Yue se paro con sus dos pies, el cansancio no era suficiente para detenerla y el dolor punzante de su herida ya no podía tumbarla. En ella ya no había dudas, ella seguiría el camino que Atl le había ordenado seguir y se encargaría de que su pueblo la siguiera por ese camino. A pesar de acabar de despertar de la inconsciencia ella se sentía fuerte, más fuerte que nunca.

La habitación estaba obscura y húmeda. Justo cuando se dejaron de oír las pisadas que bajaban por la escalera Suki encendió una vela, la débil luz apenas alcanzaba a vislumbrar los rostros de los presentes. Suki le dio la vela a una sus guerreras, ella paso por los márgenes de la habitación circular, encendiendo los candiles, dejando ver la posición y disposición de cada uno. Suki, Chun tian, Xia tian, Dong tian y Qiu tian de un lado con una espada desenfundada en las manos de su líder; la princesa Azula, Ty lee, Mai y Zuko del otro lado, con al menos el príncipe herido y las demás desarmadas. Y en medio de ambas partes, Toph.

- ¿Qué pretendes Azula? – pregunto Suki con tono preciso y aun en guardia- habla de una maldita vez.

- ¿Y qué quieres tú? – respondió altanera la princesa –

- Tan solo la libertad de mi pueblo – dijo Suki- así que aléjate de él.

- ¿Entonces para que nos trajiste aquí? – respondió Azula- ¿O es esto una trampa para matarnos? La verdad es que tú también necesitas ayuda, necesitas MI ayuda.

- Eres una mentirosa – interrumpió otra gitana – solo les estamos dando una oportunidad porque tu hermano nos salvo la vida, si tanto deseas morir es muy fácil arreglarlo.

- Yo hice lo que quise – respondió Zuko – Azula no tuvo nada que ver con mis acciones, para mi hubiera sido mejor que no se enterara.

Un silencio extraño.

- Entonces… ¿Qué es lo que te impide matarme Suki? – reto altanera la princesa – La verdad es que hay algo mas ¿o es qué sabes que tengo razón?

- Es más probable que seas tú quien planea algo – respondió Suki-

- Una de las dos miente – aseguro Azula acercándose a donde estaba Toph– ese es el verdadero problema, suerte que tengamos una solución.

- ¿De verdad ella es hija de la diosa Shu? – pregunto Zuko –

- Yo soy descendiente de ella – respondió Toph – no exactamente su hija. Y si, puedo ayudarles en su pequeño dilema, aunque no entiendo bien para qué.

- Ella estaba con Azula – interrumpió otra gitana - ¿Cómo sabemos que no es un truco?

- Yo confió en ella – respondió Suki con seguridad – yo sé que ama esta tierra tanto como nosotras.

- Entonces es solo cosa de ver como sacamos a la tribu de agua de esta ciudad– comenzó Azula – el problema real es que no sabemos quién debe quedarse con el territorio una vez sea libre de nuevo, ya que estamos de acuerdo que debe ser la persona más justa; entonces que Toph lo decida.

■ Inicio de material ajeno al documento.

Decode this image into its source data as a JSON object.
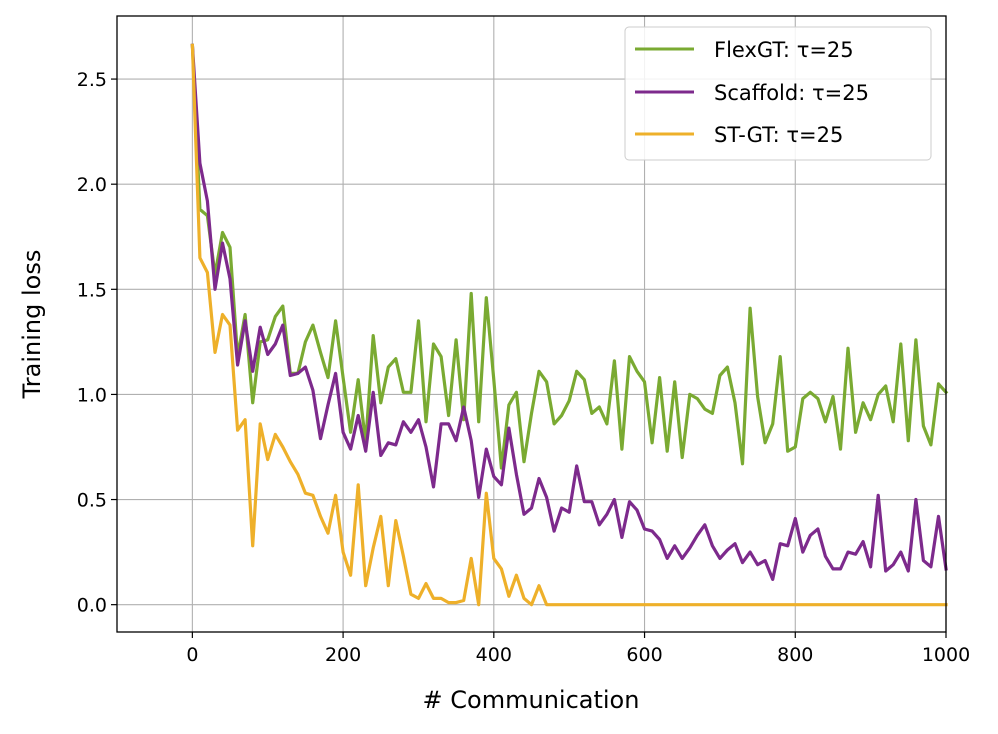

- El caso es – reclamo Suki – que si en verdad quieres que todos cooperemos para idear un golpe de estado nosotras no sabemos si usaras ese mismo golpe para matarnos.

- No lo planeo – dijo Azula-

- Ella dice la verdad – aseguro Toph-

Las gitanas se miraron entre ellas esperando el contrataque de su líder, pero volvió a hablar Azula.

- ¿Por qué quieres derrotar a la tribu de agua?

- - Para recuperar nuestro pueblo

Verdad – la voz de Toph estaba en el centro-

- ¿Es la única razón?

- Si, no habría por qué haber otra.

Mentira - incluso ella se extraño-

- Es la razón más importante – grito Suki al notarse evidenciada-

- Pero no la única – ataco la princesa-

Verdad, ambas.

- No me interesa si Suki tiene más razones, todas las tenemos – interrumpió una gitana-

Verdad

- ¿Cualquiera que fuera esa razón? – pregunto maquiavélica la princesa-

La gitana retrocedió, dudo un poco.

- Ella tenía un romance con ese campesino de la tribu de agua, pero parece ser que él la cambio por alguien de mayor clase – aseguro Azula-

Verdad – dijo Toph más quedamente que antes-

Un silencio incomodo, miradas aun más incomodas y un suspiro largo y profundo.

- Se acabó, es más importante mi pueblo.

Toph tardo un momento, golpeo con su pie el suelo, se concentro un poco.

Verdad.

- ¿Y qué hay de ti? – dijo Suki con la voz quebrada- ¿Por qué nos buscaste y permitiste que te quitáramos las armas?

- Ahora nuestros dos grupos son los únicos que realmente se oponen a la tribu de agua, la realidad es…que solo juntos podremos llegar hasta su rey.

Verdad

- Si claro, ¿Y qué hay de los guardias reales? ¿De los armamentos, de los grandes secretos de la familia real?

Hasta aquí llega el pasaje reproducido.